Police: Felons caught with loaded gun
BRIDGEPORT — Police task forces patrolling the city’s North End as part of an effort to stem gun violence in the city said they arrested five convicted felons in a car Tuesday and recovered a loaded handgun.
Messiah Carrasquillo, 35, of Union Avenue; William Carrasquillo, 28, of Trumbull Avenue; Joel Marcano, 38, of Putnam Street; Nester Rivera, 39, of Yale Street and Iris Aponte, 34, of Lakeside Street, were charged with criminal possession of a firearm and possession of a firearm in a motor vehicle.
On Wednesday, during their arraignments, Superior Court Judge Tracy Lee Dayton ordered Messiah Carrasquillo and Rivera held in lieu of $150,000 bonds and the others on $50,000 bonds.
According to police, on Tuesday members of the state police gang task force and the FBI Safe Streets Task Force were patrolling the city’s North End when they received information that several people were headed to a business on Lake Street for a rendezvous and they were armed.
The task forces staked out the building and a short time later police said they spotted a Nissan sedan with what turned out to be fake Texas license plates pull into the parking lot.
Police said officers converged on the car and took the people inside into custody.
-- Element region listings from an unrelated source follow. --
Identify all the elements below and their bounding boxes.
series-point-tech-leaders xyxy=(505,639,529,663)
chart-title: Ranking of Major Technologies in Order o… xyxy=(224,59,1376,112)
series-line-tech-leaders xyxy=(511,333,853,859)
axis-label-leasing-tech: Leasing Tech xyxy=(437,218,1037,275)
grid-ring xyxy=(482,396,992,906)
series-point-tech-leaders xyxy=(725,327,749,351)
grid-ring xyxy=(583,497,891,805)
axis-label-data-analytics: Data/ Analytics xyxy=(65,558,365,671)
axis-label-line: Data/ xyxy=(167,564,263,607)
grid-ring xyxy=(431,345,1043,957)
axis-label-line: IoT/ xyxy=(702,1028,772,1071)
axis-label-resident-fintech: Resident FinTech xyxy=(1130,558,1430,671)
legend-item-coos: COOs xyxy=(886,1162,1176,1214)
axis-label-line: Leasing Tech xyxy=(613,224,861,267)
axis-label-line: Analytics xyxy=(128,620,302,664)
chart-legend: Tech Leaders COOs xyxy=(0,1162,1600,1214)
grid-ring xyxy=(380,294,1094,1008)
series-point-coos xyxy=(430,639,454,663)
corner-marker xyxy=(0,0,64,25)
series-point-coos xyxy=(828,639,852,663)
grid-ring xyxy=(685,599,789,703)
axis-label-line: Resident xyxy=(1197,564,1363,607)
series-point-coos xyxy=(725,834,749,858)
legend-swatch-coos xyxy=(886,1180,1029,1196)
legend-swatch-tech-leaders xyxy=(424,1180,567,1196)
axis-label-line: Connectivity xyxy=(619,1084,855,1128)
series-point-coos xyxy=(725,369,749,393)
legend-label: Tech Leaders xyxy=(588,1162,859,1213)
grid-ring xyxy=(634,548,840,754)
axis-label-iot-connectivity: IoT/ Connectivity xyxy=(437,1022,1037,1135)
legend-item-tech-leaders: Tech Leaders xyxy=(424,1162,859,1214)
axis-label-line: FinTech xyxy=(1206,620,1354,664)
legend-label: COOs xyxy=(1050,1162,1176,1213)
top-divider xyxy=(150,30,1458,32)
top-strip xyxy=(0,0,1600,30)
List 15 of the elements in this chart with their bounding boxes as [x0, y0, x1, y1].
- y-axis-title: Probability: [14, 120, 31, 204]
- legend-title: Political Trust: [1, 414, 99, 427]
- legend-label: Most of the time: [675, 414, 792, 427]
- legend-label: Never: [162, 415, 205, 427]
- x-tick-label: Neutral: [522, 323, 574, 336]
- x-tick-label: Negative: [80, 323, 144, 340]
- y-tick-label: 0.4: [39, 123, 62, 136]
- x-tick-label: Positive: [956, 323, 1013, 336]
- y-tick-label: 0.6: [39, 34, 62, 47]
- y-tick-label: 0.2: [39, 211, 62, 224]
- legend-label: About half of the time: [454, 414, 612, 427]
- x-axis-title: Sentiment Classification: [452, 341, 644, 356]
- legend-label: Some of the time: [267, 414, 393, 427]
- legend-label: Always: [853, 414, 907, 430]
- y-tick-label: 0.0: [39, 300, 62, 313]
The officers then searched the car and found a loaded .22-caliber handgun and a gun that fires pepper canisters, police said.
The five men in the car were convicted felons.
In January 2020, Messiah Carrasquillo was convicted of criminal possession of a pistol and reckless endangerment and sentenced to three years in prison, according to court records. William Carrasquillo was sentenced to two years in prison in November 2018 on larceny, escape and violation of probation convictions. The year before, records show, he was sentenced to five years in prison on drug charges.
Rivera was sentenced in February 2020 to a year on gun and assault charges, Aponte was put on probation in 2020 for a drug conviction and Marcano was sentenced to three years in prison in 2016 for reckless endangerment and unlawful restraint, court records show.